At the source level squash renames the class part of function definitions along with their arguments.

Results

Sample patch output.

Oink patch.

Challenges and Limitations

I am really grateful for Elsa’s ability to parse C++ as used in Mozilla. I think this opens a lot of doors to automation, optimizations and new features that would be too laborious to even consider implementing otherwise. However Elsa still has some maturing to do. We loose typedef information, pretty-printing is still spotty and looks too different from parsed C++, but the biggest challenge is the lack of an “end-of-ASTNode” position information. All these will be addressed in the future, but in the meantime I have to make unfortunate choices of either getting distracted and working on Elsa/Oink internals or do work-around and continue with writing tools.
My short term goal is to finish step 1 and to get squash into the oink SVN.


05
Dec 06

Static Analysis

Introduction

My name is Taras Glek. I have been tasked with working on static analysis tools to automate deCOMtamination, verify code, etc.

Progress

C++ is a hard language to parse and no static analysis can be done before Mozilla source code be represented as an abstract syntax tree. My first step was to get the Mozilla trunk parsing with Elsa. With a small fix, Elsa now parses all files needed to build Firefox with -DNS_DISABLE_LITERAL_TEMPLATE (Elsa’s template support is incomplete).
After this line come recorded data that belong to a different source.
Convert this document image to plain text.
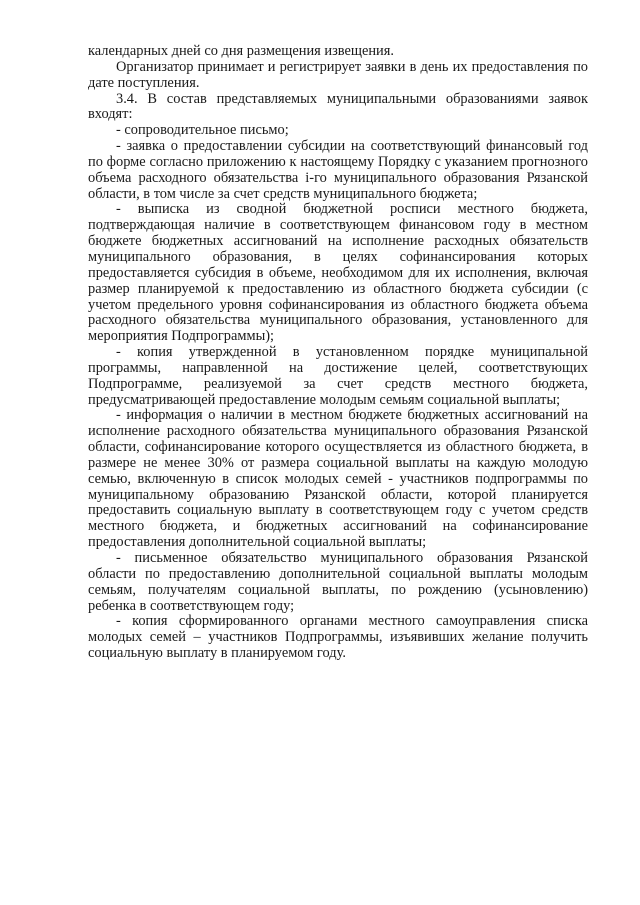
календарных дней со дня размещения извещения.

Организатор принимает и регистрирует заявки в день их предоставления по дате поступления.

3.4. В состав представляемых муниципальными образованиями заявок входят:

- сопроводительное письмо;

- заявка о предоставлении субсидии на соответствующий финансовый год по форме согласно приложению к настоящему Порядку с указанием прогнозного объема расходного обязательства i-го муниципального образования Рязанской области, в том числе за счет средств муниципального бюджета;

- выписка из сводной бюджетной росписи местного бюджета, подтверждающая наличие в соответствующем финансовом году в местном бюджете бюджетных ассигнований на исполнение расходных обязательств муниципального образования, в целях софинансирования которых предоставляется субсидия в объеме, необходимом для их исполнения, включая размер планируемой к предоставлению из областного бюджета субсидии (с учетом предельного уровня софинансирования из областного бюджета объема расходного обязательства муниципального образования, установленного для мероприятия Подпрограммы);

- копия утвержденной в установленном порядке муниципальной программы, направленной на достижение целей, соответствующих Подпрограмме, реализуемой за счет средств местного бюджета, предусматривающей предоставление молодым семьям социальной выплаты;

- информация о наличии в местном бюджете бюджетных ассигнований на исполнение расходного обязательства муниципального образования Рязанской области, софинансирование которого осуществляется из областного бюджета, в размере не менее 30% от размера социальной выплаты на каждую молодую семью, включенную в список молодых семей - участников подпрограммы по муниципальному образованию Рязанской области, которой планируется предоставить социальную выплату в соответствующем году с учетом средств местного бюджета, и бюджетных ассигнований на софинансирование предоставления дополнительной социальной выплаты;

- письменное обязательство муниципального образования Рязанской области по предоставлению дополнительной социальной выплаты молодым семьям, получателям социальной выплаты, по рождению (усыновлению) ребенка в соответствующем году;

- копия сформированного органами местного самоуправления списка молодых семей – участников Подпрограммы, изъявивших желание получить социальную выплату в планируемом году.
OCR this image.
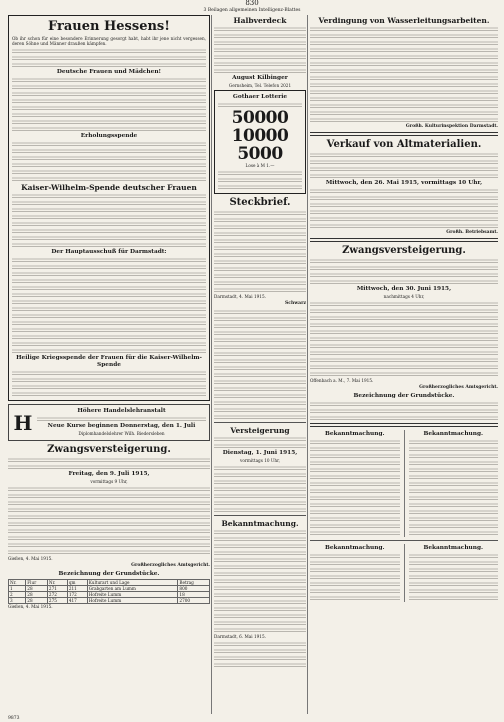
830
3 Beilagen allgemeinen Intelligenz-Blattes
Frauen Hessens!

Ob ihr schon für eine besondere Erinnerung gesorgt habt, habt ihr jene nicht vergessen, deren Söhne und Männer draußen kämpfen.

Deutsche Frauen und Mädchen!
Erholungsspende
Kaiser-Wilhelm-Spende deutscher Frauen
Der Hauptausschuß für Darmstadt:
Heilige Kriegsspende der Frauen für die Kaiser-Wilhelm-Spende
H	Höhere Handelslehranstalt
Neue Kurse beginnen Donnerstag, den 1. Juli
Diplomhandelslehrer Wilh. Biedersleben
Zwangsversteigerung.
Freitag, den 9. Juli 1915,
vormittags 9 Uhr,

Gießen, 4. Mai 1915.

Großherzogliches Amtsgericht.
Bezeichnung der Grundstücke.
Nr.	Flur	Nr.	qm	Kulturart und Lage	Betrag
1	28	271	211	Grabgarten am Lumm	800
2	28	272	172	Hofreite Lumm	18
3	28	275	417	Hofreite Lumm	2700

Gießen, 4. Mai 1915.

Halbverdeck
August Kilbinger
Gernsheim, Tel. Telefon 2021
Gothaer Lotterie
50000
10000
5000
Lose à M 1.—
Steckbrief.

Darmstadt, 4. Mai 1915.

Schwarz
Versteigerung
Dienstag, 1. Juni 1915,
vormittags 10 Uhr,
Bekanntmachung.

Darmstadt, 6. Mai 1915.

Verdingung von Wasserleitungsarbeiten.
Großh. Kulturinspektion Darmstadt.
Verkauf von Altmaterialien.
Mittwoch, den 26. Mai 1915, vormittags 10 Uhr,
Großh. Betriebsamt.
Zwangsversteigerung.
Mittwoch, den 30. Juni 1915,
nachmittags 4 Uhr,

Offenbach a. M., 7. Mai 1915.

Großherzogliches Amtsgericht.
Bezeichnung der Grundstücke.
Bekanntmachung.	Bekanntmachung.
Bekanntmachung.	Bekanntmachung.
9873
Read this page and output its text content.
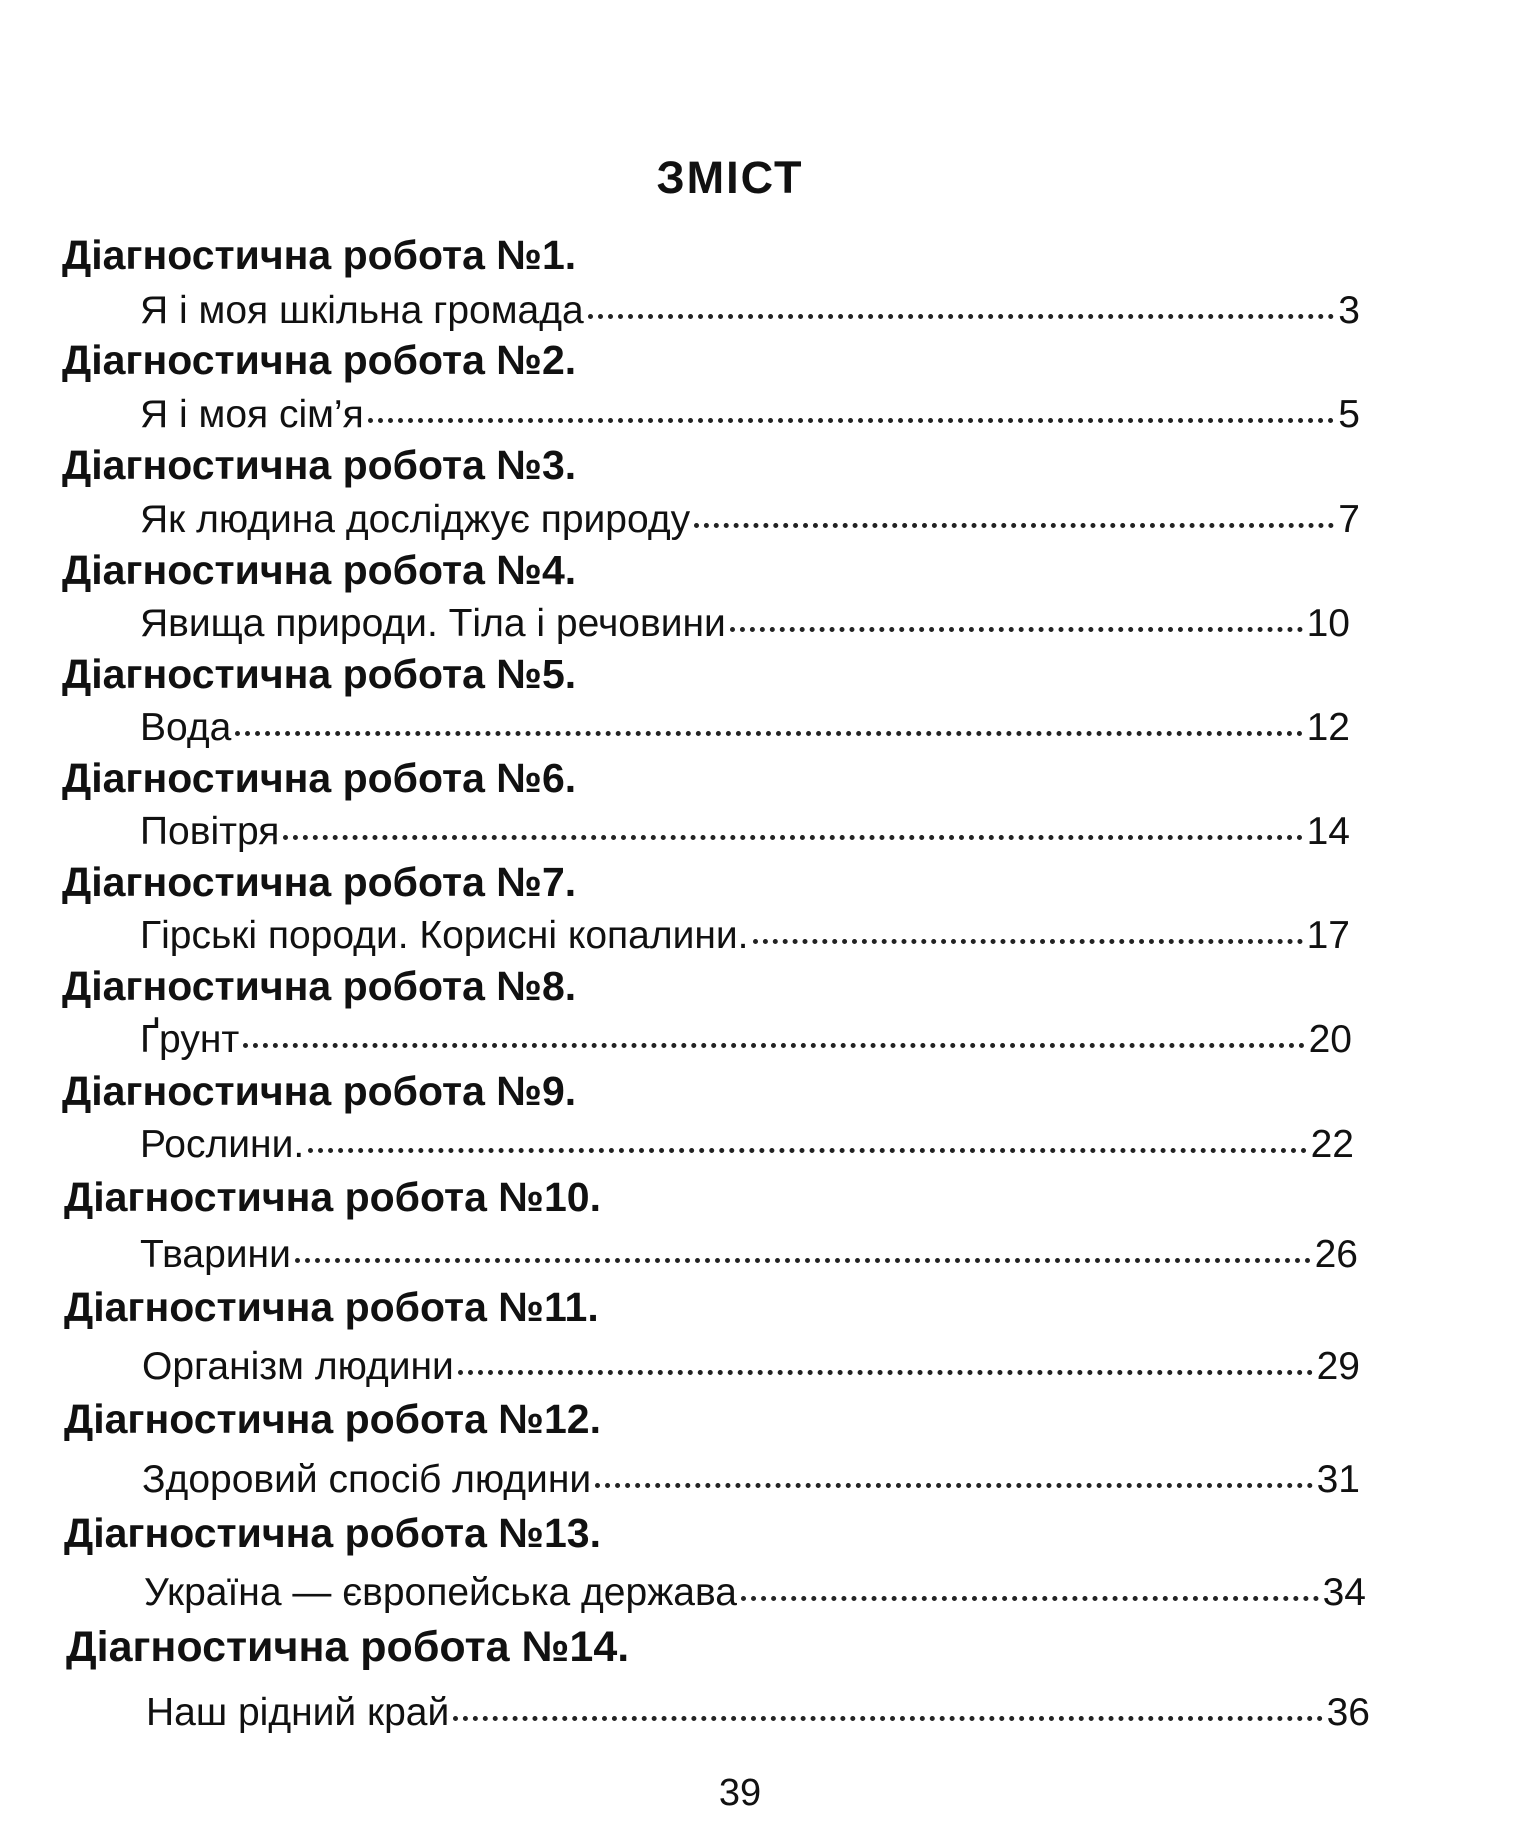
ЗМІСТ
Діагностична робота №1.
Я і моя шкільна громада	3
Діагностична робота №2.
Я і моя сім’я	5
Діагностична робота №3.
Як людина досліджує природу	7
Діагностична робота №4.
Явища природи. Тіла і речовини	10
Діагностична робота №5.
Вода	12
Діагностична робота №6.
Повітря	14
Діагностична робота №7.
Гірські породи. Корисні копалини.	17
Діагностична робота №8.
Ґрунт	20
Діагностична робота №9.
Рослини.	22
Діагностична робота №10.
Тварини	26
Діагностична робота №11.
Організм людини	29
Діагностична робота №12.
Здоровий спосіб людини	31
Діагностична робота №13.
Україна — європейська держава	34
Діагностична робота №14.
Наш рідний край	36
39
Now that code parses we can move to the next step of writing tools that can analyze the Mozilla AST. These would prove certain parts of code correct or do source-to-source transformations such as the planned patch tool. More applications of static analysis here.
DeCOMtamination of the Gecko core is a time consuming task and is the main candidate for static analysis. I started formalizing the broad tasks collectively referred to as DeCOMtamination into an algorithm that could be implemented. I am prototyping the analysis in O’Caml using the Olmar binding to Elsa. O’Caml is a great language to this task because it has a lot of features for writing compilers and it allows me to load and traverse parts of the AST in an interactive console which greatly speeds up development. I am currently able to process class declarations, graph the class hierarchy into a giant pseudo-UML class diagram and am working on an ability to move class members up from the implementation class into the interface class while adding forward declarations, etc.

Additionally I am involved in garbage collection related analysis that prevents unsafe uses of the garbage collection API and improving LXR precision and functionality via feeding it data from Elsa/Olmar.

Update: This mini-presentation should clarify some of the reasons why we are doing deCOMtamination.